Friday, October 16, 2020

Chicago Tunnel Company, "Forty Feet Below"

This is one of those topics that I can't believe I have not written about it yet. But I can't find any notes on it. So, to avoid wasting time looking for notes in the future, I wrote these notes.

Bruce Moffatt has written the book Forty feet below: the story of Chicago's freight tunnels.

Dave Durham posted
I have seen a few photos of the Illinois Tunnel Company before, but in this pics description it mentions that the system crossed back and forth under the Chicago River 11 times, delivering various commodities to merchants...didn't know that!
The tunnel crossing at Kinzie Street was ground zero for the 1992 Chicago Loop

The tunnel system was started in 1899 by a phone utility. 2' gauge track was laid to haul dirt out and concrete, spools of wire, etc. in.
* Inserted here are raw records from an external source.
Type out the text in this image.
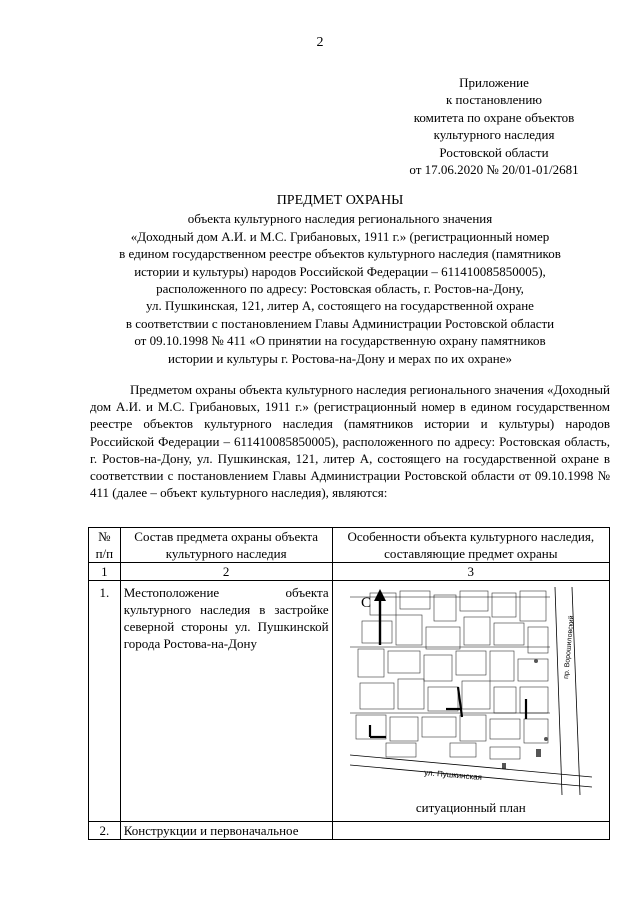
2
Приложение
к постановлению
комитета по охране объектов
культурного наследия
Ростовской области
от 17.06.2020 № 20/01-01/2681
ПРЕДМЕТ ОХРАНЫ
объекта культурного наследия регионального значения
«Доходный дом А.И. и М.С. Грибановых, 1911 г.» (регистрационный номер
в едином государственном реестре объектов культурного наследия (памятников
истории и культуры) народов Российской Федерации – 611410085850005),
расположенного по адресу: Ростовская область, г. Ростов-на-Дону,
ул. Пушкинская, 121, литер А, состоящего на государственной охране
в соответствии с постановлением Главы Администрации Ростовской области
от 09.10.1998 № 411 «О принятии на государственную охрану памятников
истории и культуры г. Ростова-на-Дону и мерах по их охране»
Предметом охраны объекта культурного наследия регионального значения «Доходный дом А.И. и М.С. Грибановых, 1911 г.» (регистрационный номер в едином государственном реестре объектов культурного наследия (памятников истории и культуры) народов Российской Федерации – 611410085850005), расположенного по адресу: Ростовская область, г. Ростов-на-Дону, ул. Пушкинская, 121, литер А, состоящего на государственной охране в соответствии с постановлением Главы Администрации Ростовской области от 09.10.1998 № 411 (далее – объект культурного наследия), являются:
№ п/п	Состав предмета охраны объекта культурного наследия	Особенности объекта культурного наследия, составляющие предмет охраны
1	2	3
1.	Местоположение объекта культурного наследия в застройке северной стороны ул. Пушкинской города Ростова-на-Дону	С
ул. Пушкинская
пр. Ворошиловский
ситуационный план

2.	Конструкции и первоначальное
In 1903 the franchise was renegotiated to allow freight and rail service. In 1913 the tunnel company (I use generic terminology because the corporate name kept changing.) agreed to sell its telephone operations to AT&T and by 1920 all telephone cables were removed. Freight included coal and ash as well as general merchandise. It was regulated by the ICC as an interurban railroad. The last trains ran in 1959.  [Wikipedia]

The driving of pilings for a dolphin for the Kenzie Street Bridge damaged the tunnel wall. The damage was discovered in a timely fashion, but the city leisurely pursued a bidding process for the repairs. However, six months after the damage, the water started pouring into the tunnels. On April 13, 1992 the "Great Chicago Leak" happened. Court fights ruled that it was a leak instead of a flood. This was very important because insurance doesn't pay for flood damage, but it does pay for leak damage. [Wikipedia] The "leak" caused about $1.9 billion worth of damage. [NeilGale]

Parts of the tunnel system are now used for its original purpose: cables. [Wikipedia] But internet over fiber optic cables is probably the driving economic force in the 21st Century.

1910 Map, Public Domain via Wikimedia
Close to the max of 60 miles of tunnel had been built by this time

This photo shows the marks of the draw knives that were used to slice off the blue clay that underlies Chicago. And it shows the thick concrete lining that was added.